The history of horror is rooted in the creativity of queer creators, but the genre has a terrible track record with how queerness has been represented. Lesbian representation in horror films in particular has always been complex, with many of us seeing ourselves as vampire killers, monsters hellbent on destruction, psychotically possessive friends, or predatory seductresses. The sexual identity of a lesbian in a horror film is typically the motivation for their villainy or a justification for our deaths. "What Keeps You Alive" takes a completely different approach.

Jackie and Jules are a married lesbian couple and the horror of their relationship is not rooted in the mere existence of queerness; it's based on Jackie's emotional manipulation and dishonesty. When the fight to legalize non-heterosexual marriage was in full swing, there was a huge push of the "we're just like you" mentality from activists desperately trying to normalize queer relationships. Couples who had been together 50+ years but had never married were pushed to the forefront, which also meant stories of queer breakups or abusive relationships were completely swept under the rug by the mass populous. Because queer existence is still so stigmatized across the globe, there are very few examples in the media of showcasing that yes, queer relationships, just like straight relationships, can also be toxic and downright dangerous.

You Kill What Keeps You Alive

The title of "What Keeps You Alive" comes from a story Jackie tells about hunting with her father, who advised that she only ever kill for survival or nourishment. With Jackie's cat-and-mouse pursuit of Jules, the breakdown of this relationship and Jules' realization that she essentially married a total stranger is just as heartbreaking as it is horrific.

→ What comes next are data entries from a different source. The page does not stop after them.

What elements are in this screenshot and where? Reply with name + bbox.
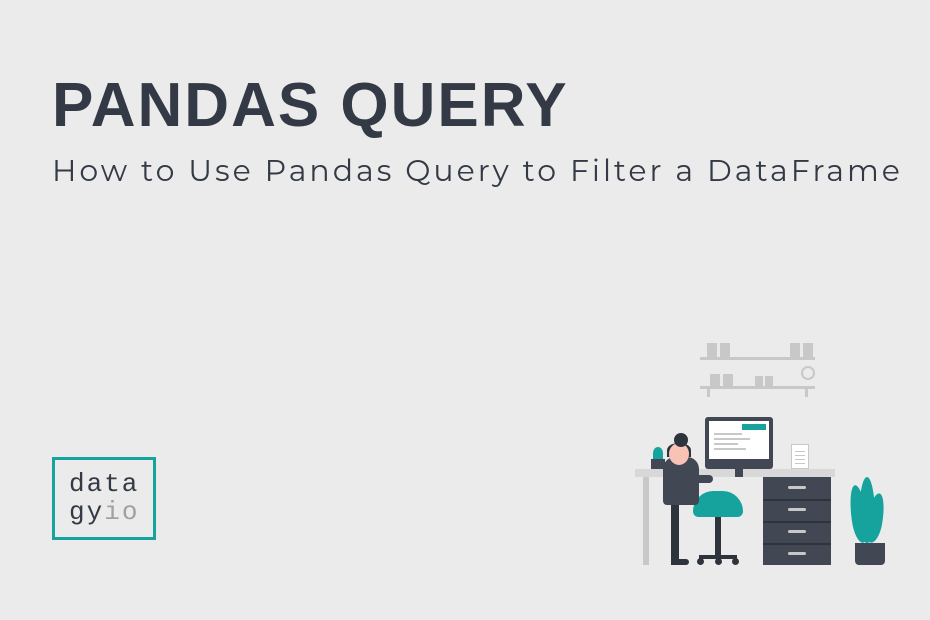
- shelf-book-icon: [710, 374, 720, 386]
- shelf-book-icon: [790, 343, 800, 357]
- desk-drawers: [763, 477, 831, 565]
- page-subtitle: How to Use Pandas Query to Filter a Data…: [52, 148, 903, 193]
- monitor-icon: [705, 417, 773, 469]
- brand-logo: data gyio: [52, 457, 156, 540]
- desk-leg: [643, 477, 649, 565]
- shelf-book-icon: [765, 376, 773, 386]
- monitor-stand: [735, 469, 743, 477]
- page-title: PANDAS QUERY: [52, 70, 569, 141]
- shelf-bracket: [707, 389, 710, 397]
- plant-pot-icon: [855, 543, 885, 565]
- hero-illustration: [595, 335, 885, 565]
- shelf-bottom: [700, 386, 815, 389]
- shelf-book-icon: [707, 343, 717, 357]
- clock-icon: [801, 366, 815, 380]
- logo-line-2: gyio: [69, 498, 139, 527]
- logo-line-1: data: [69, 470, 139, 499]
- clipboard-icon: [791, 444, 809, 469]
- shelf-book-icon: [723, 374, 733, 386]
- plant-leaf-icon: [859, 477, 875, 543]
- shelf-book-icon: [755, 376, 763, 386]
- shelf-book-icon: [720, 343, 730, 357]
- shelf-book-icon: [803, 343, 813, 357]
- plant-icon: [653, 447, 663, 459]
- shelf-bracket: [805, 389, 808, 397]
- shelf-top: [700, 357, 815, 360]
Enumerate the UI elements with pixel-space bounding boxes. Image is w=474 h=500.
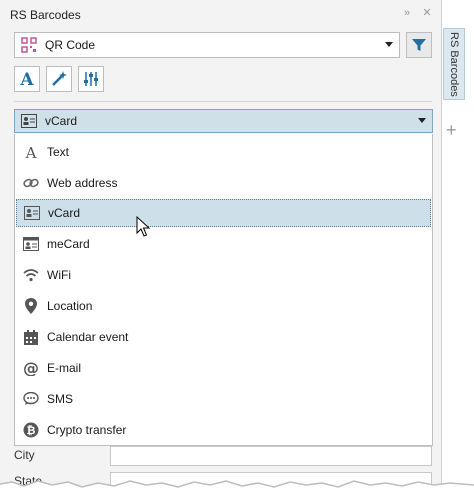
- barcode-type-select[interactable]: QR Code: [14, 32, 400, 58]
- at-icon: @: [23, 360, 39, 376]
- option-text[interactable]: A Text: [16, 138, 431, 166]
- text-style-button[interactable]: A: [14, 66, 40, 92]
- option-label: Location: [47, 299, 93, 313]
- add-icon[interactable]: +: [446, 120, 457, 141]
- content-type-dropdown: A Text Web address vCard meCard WiFi Loc…: [14, 134, 433, 446]
- option-label: SMS: [47, 392, 74, 406]
- option-label: E-mail: [47, 361, 82, 375]
- option-label: meCard: [47, 237, 90, 251]
- bitcoin-icon: ₿: [23, 422, 39, 438]
- svg-text:₿: ₿: [27, 424, 36, 437]
- option-calendar-event[interactable]: Calendar event: [16, 323, 431, 351]
- barcodes-panel: RS Barcodes » ✕ QR Code A vCard City Sta…: [0, 0, 442, 500]
- city-label: City: [14, 448, 35, 462]
- content-type-label: vCard: [45, 114, 78, 128]
- location-pin-icon: [23, 298, 39, 314]
- torn-edge: [0, 480, 474, 500]
- barcode-type-label: QR Code: [45, 38, 96, 52]
- option-email[interactable]: @ E-mail: [16, 354, 431, 382]
- option-label: Text: [47, 145, 70, 159]
- collapse-icon[interactable]: »: [401, 6, 413, 20]
- option-label: vCard: [48, 206, 81, 220]
- panel-title: RS Barcodes: [10, 8, 81, 22]
- mecard-icon: [23, 236, 39, 252]
- option-crypto-transfer[interactable]: ₿ Crypto transfer: [16, 416, 431, 444]
- side-tab-label: RS Barcodes: [448, 31, 460, 97]
- contact-card-icon: [21, 114, 37, 128]
- wifi-icon: [23, 267, 39, 283]
- sliders-icon: [84, 72, 98, 86]
- calendar-icon: [23, 329, 39, 345]
- option-label: WiFi: [47, 268, 71, 282]
- content-type-select[interactable]: vCard: [14, 109, 433, 133]
- text-style-icon: A: [19, 70, 34, 88]
- city-field[interactable]: [110, 446, 432, 466]
- option-web-address[interactable]: Web address: [16, 169, 431, 197]
- tool-row: A: [14, 66, 104, 92]
- panel-title-buttons: » ✕: [401, 6, 433, 20]
- link-icon: [23, 175, 39, 191]
- option-location[interactable]: Location: [16, 292, 431, 320]
- option-label: Calendar event: [47, 330, 129, 344]
- svg-text:A: A: [19, 70, 34, 88]
- option-sms[interactable]: SMS: [16, 385, 431, 413]
- option-label: Web address: [47, 176, 118, 190]
- magic-wand-icon: [52, 71, 67, 86]
- side-tab-rs-barcodes[interactable]: RS Barcodes: [443, 28, 465, 100]
- svg-text:@: @: [23, 360, 39, 376]
- filter-button[interactable]: [406, 32, 432, 58]
- option-wifi[interactable]: WiFi: [16, 261, 431, 289]
- chat-bubble-icon: [23, 391, 39, 407]
- svg-text:A: A: [25, 145, 37, 159]
- settings-button[interactable]: [78, 66, 104, 92]
- divider: [14, 101, 432, 102]
- mouse-cursor-icon: [136, 216, 150, 237]
- chevron-down-icon: [385, 42, 393, 47]
- magic-wand-button[interactable]: [46, 66, 72, 92]
- chevron-down-icon: [418, 118, 426, 123]
- text-icon: A: [23, 144, 39, 160]
- qr-code-icon: [21, 37, 37, 53]
- option-mecard[interactable]: meCard: [16, 230, 431, 258]
- close-icon[interactable]: ✕: [421, 6, 433, 20]
- option-vcard[interactable]: vCard: [16, 199, 431, 227]
- option-label: Crypto transfer: [47, 423, 127, 437]
- contact-card-icon: [24, 205, 40, 221]
- filter-icon: [412, 39, 426, 51]
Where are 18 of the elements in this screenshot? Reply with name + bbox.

Jules catches Jackie practicing expressing sadness or concern, and her reaction to realizing that every moment, every conversation, every expression of love or affection has all been an act is mortifying. The physical harm will heal, but that psychological pain will linger for far longer.

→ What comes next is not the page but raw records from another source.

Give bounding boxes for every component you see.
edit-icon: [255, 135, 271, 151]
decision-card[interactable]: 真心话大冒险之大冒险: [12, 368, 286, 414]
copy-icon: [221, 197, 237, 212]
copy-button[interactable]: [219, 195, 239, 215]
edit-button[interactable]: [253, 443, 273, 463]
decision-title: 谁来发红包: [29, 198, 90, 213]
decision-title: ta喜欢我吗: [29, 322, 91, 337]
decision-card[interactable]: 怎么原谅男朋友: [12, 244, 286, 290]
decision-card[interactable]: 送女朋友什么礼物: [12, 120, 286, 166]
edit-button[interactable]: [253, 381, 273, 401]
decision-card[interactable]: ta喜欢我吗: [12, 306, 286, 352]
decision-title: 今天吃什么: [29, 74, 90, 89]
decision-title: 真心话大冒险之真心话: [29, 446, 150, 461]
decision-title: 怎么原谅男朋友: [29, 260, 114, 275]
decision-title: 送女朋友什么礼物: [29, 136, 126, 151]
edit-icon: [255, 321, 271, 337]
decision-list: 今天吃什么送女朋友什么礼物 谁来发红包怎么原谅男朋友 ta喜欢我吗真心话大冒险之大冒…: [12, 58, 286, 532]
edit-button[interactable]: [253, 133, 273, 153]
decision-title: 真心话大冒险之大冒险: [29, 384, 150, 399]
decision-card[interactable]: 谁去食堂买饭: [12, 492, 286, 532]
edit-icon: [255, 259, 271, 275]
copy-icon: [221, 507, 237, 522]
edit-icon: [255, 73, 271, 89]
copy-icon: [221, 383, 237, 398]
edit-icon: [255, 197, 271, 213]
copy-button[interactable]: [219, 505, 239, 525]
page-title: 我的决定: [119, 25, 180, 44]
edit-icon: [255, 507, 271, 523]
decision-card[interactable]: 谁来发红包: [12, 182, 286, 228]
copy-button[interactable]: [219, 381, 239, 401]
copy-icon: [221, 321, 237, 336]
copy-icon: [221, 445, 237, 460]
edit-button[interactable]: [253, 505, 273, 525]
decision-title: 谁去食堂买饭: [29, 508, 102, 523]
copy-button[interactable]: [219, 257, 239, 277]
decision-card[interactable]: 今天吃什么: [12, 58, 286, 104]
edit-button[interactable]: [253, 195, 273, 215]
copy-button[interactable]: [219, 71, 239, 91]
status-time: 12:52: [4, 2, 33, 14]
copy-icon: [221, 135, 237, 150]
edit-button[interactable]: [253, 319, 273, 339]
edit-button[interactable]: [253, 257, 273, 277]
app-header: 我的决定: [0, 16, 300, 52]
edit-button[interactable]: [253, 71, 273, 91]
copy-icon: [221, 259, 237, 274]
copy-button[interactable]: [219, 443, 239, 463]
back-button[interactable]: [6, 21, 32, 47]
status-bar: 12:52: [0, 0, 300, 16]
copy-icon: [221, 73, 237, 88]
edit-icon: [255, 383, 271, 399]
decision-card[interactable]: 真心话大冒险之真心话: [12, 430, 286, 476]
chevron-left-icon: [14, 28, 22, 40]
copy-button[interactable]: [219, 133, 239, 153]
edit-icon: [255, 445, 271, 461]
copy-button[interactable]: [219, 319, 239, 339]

As trivial as it sounds, it's still groundbreaking to see a queer relationship allowed to have issues beyond navigating the world as a queer couple. It's not about bigots who want to cause them harm, it's not about parents that can't accept or affirm their children, and it's not about having to fight systemic oppression in a conservative area. "What Keeps You Alive" is about a relationship gone very, very wrong, and what it feels like to have to figure out how to escape.

Born This Way

The idea of a lesbian pursuing another woman in the woods has exploitation film written all over it, but there's an exhilarating balance to Minihan's filming which never feels objectifying or fetishistic. Jules feels like she's in legitimate danger, and Brittany Allen's performance is devastating to watch. The pain we feel watching her struggle emotionally as she processes the truth of her wife's intentions is just as palatable as the pain we feel as she pops dislocated bones back into place, and Minihan's framing puts these traumas on a similar playing field. Allowing the emotional turmoil the same gravity as physical trauma means this is a movie is about the painful mourning of a lesbian marriage, just as much as it is a survival thriller.

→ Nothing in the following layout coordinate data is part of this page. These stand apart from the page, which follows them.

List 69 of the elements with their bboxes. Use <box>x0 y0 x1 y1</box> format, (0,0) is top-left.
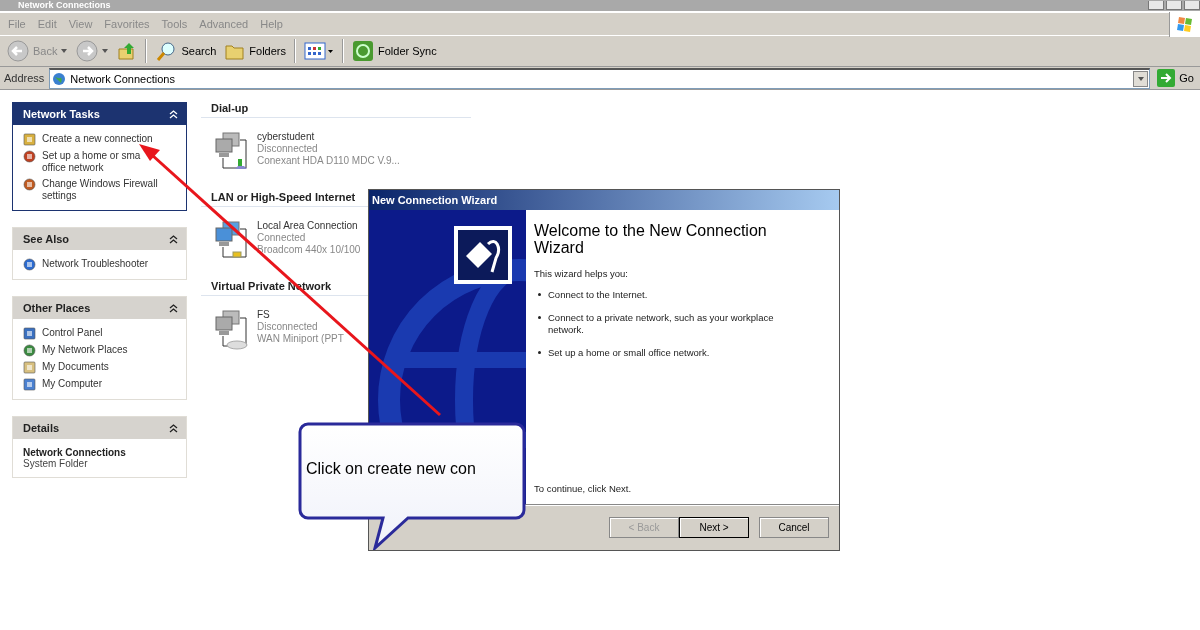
close-button[interactable] <box>1184 1 1200 10</box>
panel-title: Network Tasks <box>23 108 100 120</box>
bullet-icon <box>538 316 541 319</box>
connection-name[interactable]: cyberstudent <box>257 131 400 143</box>
go-button[interactable]: Go <box>1153 69 1198 87</box>
folder-icon <box>225 42 246 60</box>
task-icon <box>23 327 36 340</box>
bullet-icon <box>538 293 541 296</box>
minimize-button[interactable] <box>1148 1 1164 10</box>
bullet-icon <box>538 351 541 354</box>
task-icon <box>23 178 36 191</box>
task-link[interactable]: Change Windows Firewall settings <box>23 178 176 202</box>
task-link[interactable]: My Computer <box>23 378 176 391</box>
task-link[interactable]: My Network Places <box>23 344 176 357</box>
wizard-bullet: Set up a home or small office network. <box>548 347 710 359</box>
wizard-intro: This wizard helps you: <box>534 268 629 279</box>
restore-button[interactable] <box>1166 1 1182 10</box>
globe-icon <box>52 71 67 86</box>
connection-status: Connected <box>257 232 307 244</box>
connection-status: Disconnected <box>257 321 319 333</box>
caret-icon <box>1137 76 1144 81</box>
sync-button[interactable]: Folder Sync <box>349 38 440 64</box>
task-link[interactable]: My Documents <box>23 361 176 374</box>
task-icon <box>23 150 36 163</box>
dialog-title: New Connection Wizard <box>369 190 839 210</box>
callout-text: Click on create new con <box>306 460 476 478</box>
task-link[interactable]: Set up a home or sma office network <box>23 150 176 174</box>
connection-name[interactable]: FS <box>257 309 344 321</box>
dialog-button[interactable]: Cancel <box>759 517 829 538</box>
wizard-heading: Welcome to the New Connection Wizard <box>534 222 768 256</box>
connection-device: Broadcom 440x 10/100 <box>257 244 361 256</box>
globe-icon <box>23 344 36 357</box>
connection-device: Conexant HDA D110 MDC V.9... <box>257 155 400 167</box>
collapse-icon[interactable] <box>169 303 178 313</box>
caret-icon <box>102 49 109 53</box>
connection-device: WAN Miniport (PPT <box>257 333 344 345</box>
wizard-instruction: To continue, click Next. <box>534 483 633 494</box>
group-header: Dial-up <box>201 102 471 118</box>
task-link[interactable]: Create a new connection <box>23 133 176 146</box>
wizard-bullet: Connect to a private network, such as your workplace network. <box>548 312 775 336</box>
folders-button[interactable]: Folders <box>222 38 289 64</box>
connection-status: Disconnected <box>257 143 319 155</box>
dialog-button[interactable]: Next > <box>679 517 749 538</box>
panel-title: See Also <box>23 233 70 245</box>
details-type: System Folder <box>23 458 89 469</box>
collapse-icon[interactable] <box>169 423 178 433</box>
address-field[interactable]: Network Connections <box>49 67 1151 89</box>
panel-title: Details <box>23 422 60 434</box>
folder-icon <box>23 361 36 374</box>
sync-icon <box>352 40 374 62</box>
views-icon <box>304 41 334 61</box>
address-label: Address <box>3 72 46 84</box>
window-title: Network Connections <box>18 0 111 11</box>
task-link[interactable]: Control Panel <box>23 327 176 340</box>
task-icon <box>23 133 36 146</box>
network-connection-icon <box>213 309 249 351</box>
collapse-icon[interactable] <box>169 234 178 244</box>
dropdown-button[interactable] <box>1133 70 1149 87</box>
panel-title: Other Places <box>23 302 91 314</box>
connection-name[interactable]: Local Area Connection <box>257 220 361 232</box>
search-icon <box>155 40 178 62</box>
caret-icon <box>61 49 68 53</box>
details-name: Network Connections <box>23 447 127 458</box>
computer-icon <box>23 378 36 391</box>
task-link[interactable]: Network Troubleshooter <box>23 258 176 271</box>
network-cable-icon <box>454 226 512 284</box>
search-button[interactable]: Search <box>152 38 220 64</box>
info-icon <box>23 258 36 271</box>
wizard-bullet: Connect to the Internet. <box>548 289 648 301</box>
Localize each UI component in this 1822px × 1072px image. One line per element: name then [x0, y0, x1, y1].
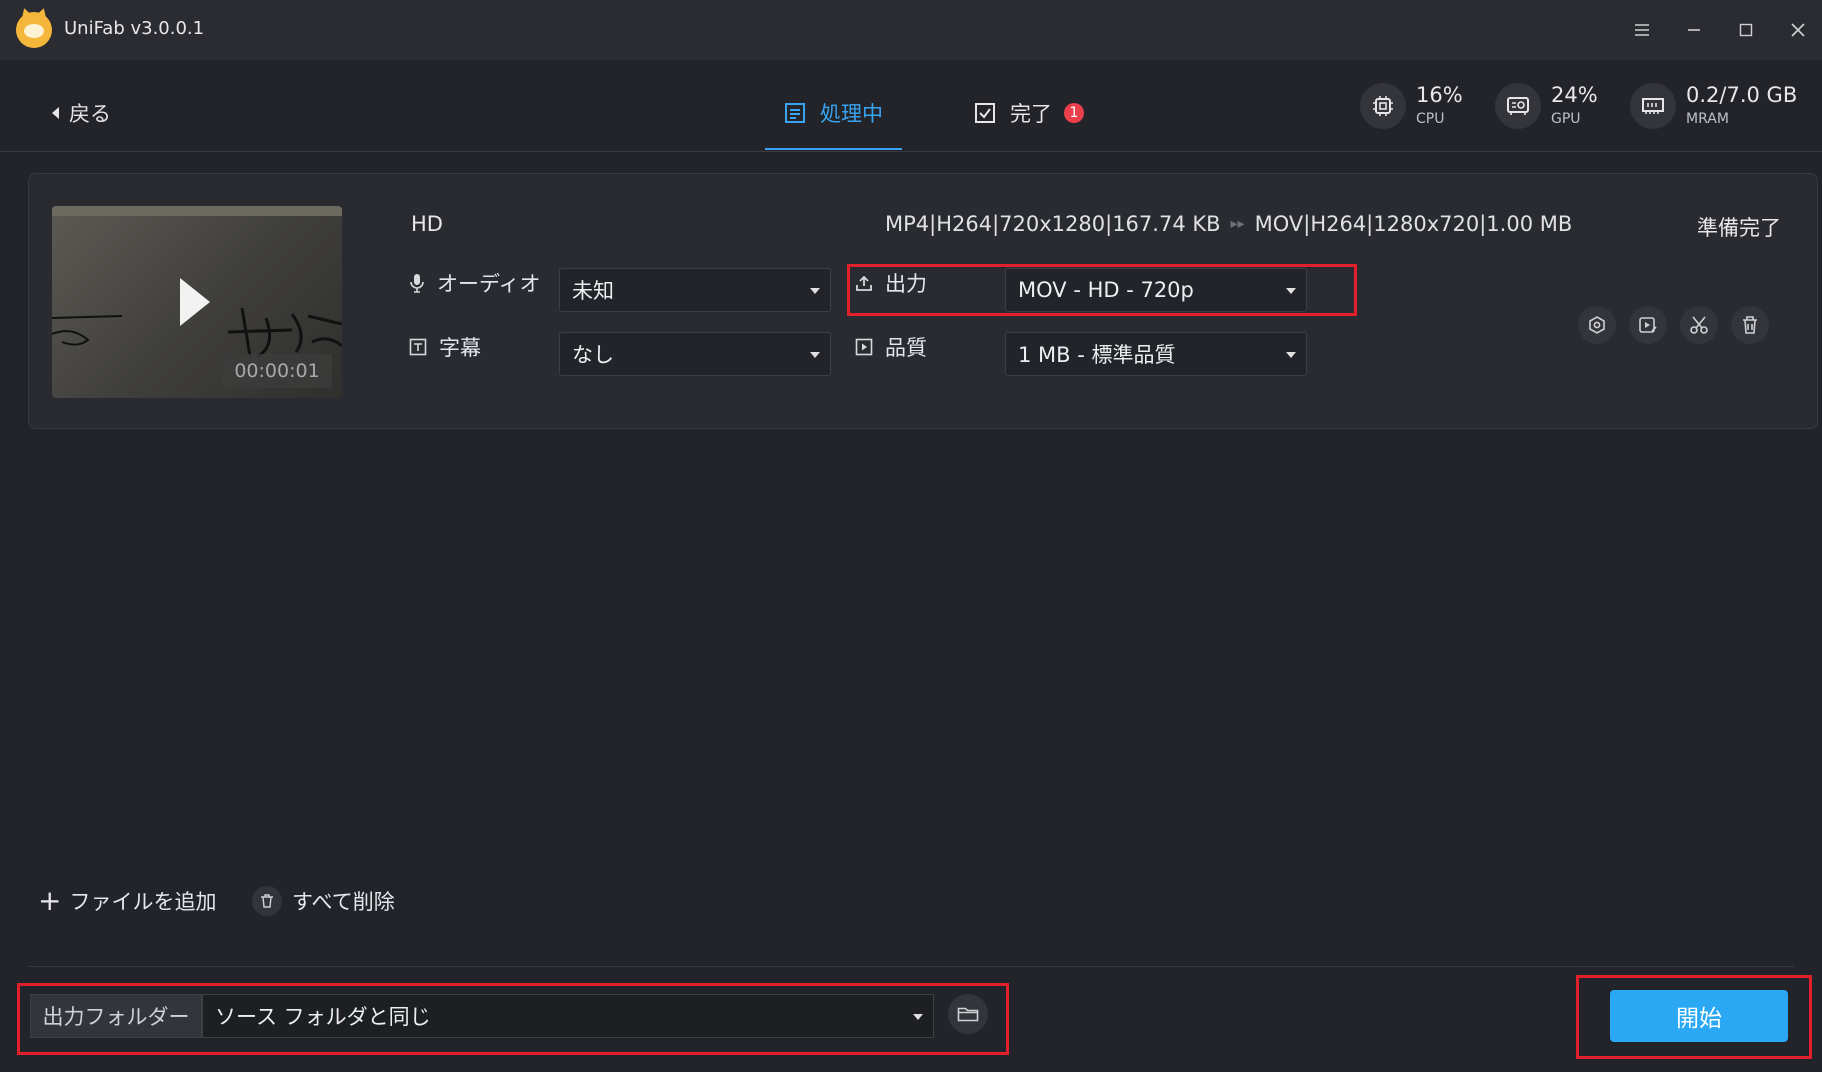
delete-button[interactable]: [1731, 306, 1769, 344]
start-highlight-box: [1576, 975, 1812, 1059]
quality-label: 品質: [885, 336, 927, 360]
chevron-down-icon: [1286, 352, 1296, 358]
microphone-icon: [410, 274, 424, 293]
video-thumbnail[interactable]: 00:00:01: [52, 206, 342, 398]
check-square-icon: [975, 103, 995, 123]
subtitle-select[interactable]: なし: [559, 332, 831, 376]
memory-icon: [1630, 83, 1676, 129]
play-icon[interactable]: [180, 278, 210, 326]
subtitle-icon: [409, 338, 427, 356]
status-text: 準備完了: [1697, 216, 1781, 240]
conversion-specs: MP4|H264|720x1280|167.74 KB ▸▸ MOV|H264|…: [885, 212, 1572, 236]
source-spec: MP4|H264|720x1280|167.74 KB: [885, 212, 1221, 236]
title-bar: UniFab v3.0.0.1: [0, 0, 1822, 60]
chevron-left-icon: [52, 107, 59, 119]
gpu-stat: 24% GPU: [1495, 82, 1598, 130]
output-folder-highlight-box: [17, 983, 1009, 1055]
audio-select[interactable]: 未知: [559, 268, 831, 312]
add-file-label: ファイルを追加: [69, 890, 217, 914]
tab-done-label: 完了: [1010, 102, 1052, 126]
memory-label: MRAM: [1686, 111, 1729, 127]
cut-icon: [1690, 316, 1708, 334]
quality-select[interactable]: 1 MB - 標準品質: [1005, 332, 1307, 376]
subtitle-row-label: 字幕: [409, 332, 481, 362]
audio-row-label: オーディオ: [409, 268, 541, 298]
top-nav: 戻る 処理中 完了 1 16% CPU 24% GPU 0.2/7.0 GB M…: [0, 60, 1822, 152]
delete-all-button[interactable]: すべて削除: [252, 886, 395, 916]
chevron-down-icon: [810, 288, 820, 294]
gpu-value: 24%: [1551, 83, 1598, 107]
unifab-logo-icon: [16, 12, 52, 48]
menu-icon[interactable]: [1622, 10, 1662, 50]
settings-icon: [1589, 316, 1605, 334]
output-highlight-box: [847, 264, 1357, 316]
audio-value: 未知: [572, 279, 614, 303]
tab-processing-label: 処理中: [820, 102, 883, 126]
close-icon[interactable]: [1778, 10, 1818, 50]
preview-button[interactable]: [1629, 306, 1667, 344]
cpu-label: CPU: [1416, 111, 1445, 127]
tab-processing[interactable]: 処理中: [784, 98, 883, 128]
back-button[interactable]: 戻る: [52, 98, 111, 128]
minimize-icon[interactable]: [1674, 10, 1714, 50]
done-count-badge: 1: [1064, 103, 1084, 123]
settings-button[interactable]: [1578, 306, 1616, 344]
maximize-icon[interactable]: [1726, 10, 1766, 50]
subtitle-label: 字幕: [439, 336, 481, 360]
tab-done[interactable]: 完了 1: [974, 98, 1084, 128]
target-spec: MOV|H264|1280x720|1.00 MB: [1254, 212, 1573, 236]
trash-icon: [1743, 316, 1757, 334]
delete-all-label: すべて削除: [292, 890, 395, 914]
cut-button[interactable]: [1680, 306, 1718, 344]
plus-icon: +: [38, 884, 62, 917]
video-duration: 00:00:01: [222, 354, 332, 388]
list-icon: [785, 103, 805, 123]
preview-icon: [1639, 317, 1657, 333]
quality-row-label: 品質: [855, 332, 927, 362]
convert-arrow-icon: ▸▸: [1230, 216, 1245, 232]
gpu-icon: [1495, 83, 1541, 129]
app-title: UniFab v3.0.0.1: [64, 18, 205, 39]
add-file-button[interactable]: + ファイルを追加: [38, 886, 216, 916]
memory-stat: 0.2/7.0 GB MRAM: [1630, 82, 1797, 130]
audio-label: オーディオ: [437, 272, 541, 296]
quality-icon: [855, 338, 873, 356]
trash-icon: [252, 886, 282, 916]
cpu-icon: [1360, 83, 1406, 129]
cpu-value: 16%: [1416, 83, 1463, 107]
chevron-down-icon: [810, 352, 820, 358]
file-card: 00:00:01 HD MP4|H264|720x1280|167.74 KB …: [28, 173, 1818, 429]
app-window: UniFab v3.0.0.1 戻る 処理中 完了 1 16% CPU 24% …: [0, 0, 1822, 1072]
back-label: 戻る: [69, 102, 111, 126]
divider: [28, 966, 1794, 967]
memory-value: 0.2/7.0 GB: [1686, 83, 1798, 107]
quality-value: 1 MB - 標準品質: [1018, 343, 1176, 367]
file-name: HD: [411, 212, 443, 236]
active-tab-indicator: [765, 148, 902, 150]
subtitle-value: なし: [572, 343, 614, 367]
gpu-label: GPU: [1551, 111, 1581, 127]
cpu-stat: 16% CPU: [1360, 82, 1463, 130]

Jackie feels compelled to kill Jules because it's the way her brain was wired. When Jules finally asks Jackie what happened to make her act like this, she replies in complete seriousness, "Nature not nurture." Jackie cannot help her desire to kill any more than she can help her desire for women. The difference in this film, compared to most lesbian horror films that came before, is that these aspects of Jackie's identity are not mutually exclusive. Jackie isn't violent because she's queer, nor is she queer because she's violent. Jackie is a murderer devoid of empathy or conscience who just so happens to be queer.

Perhaps there's something wrong with the way I'm wired to find a film like this so refreshing, but it sure is nice to be able to root against a lesbian villain because she's genuinely despicable without a movie insinuating that I am just a gay ticking time bomb away from becoming the same because I happen to identify similarly.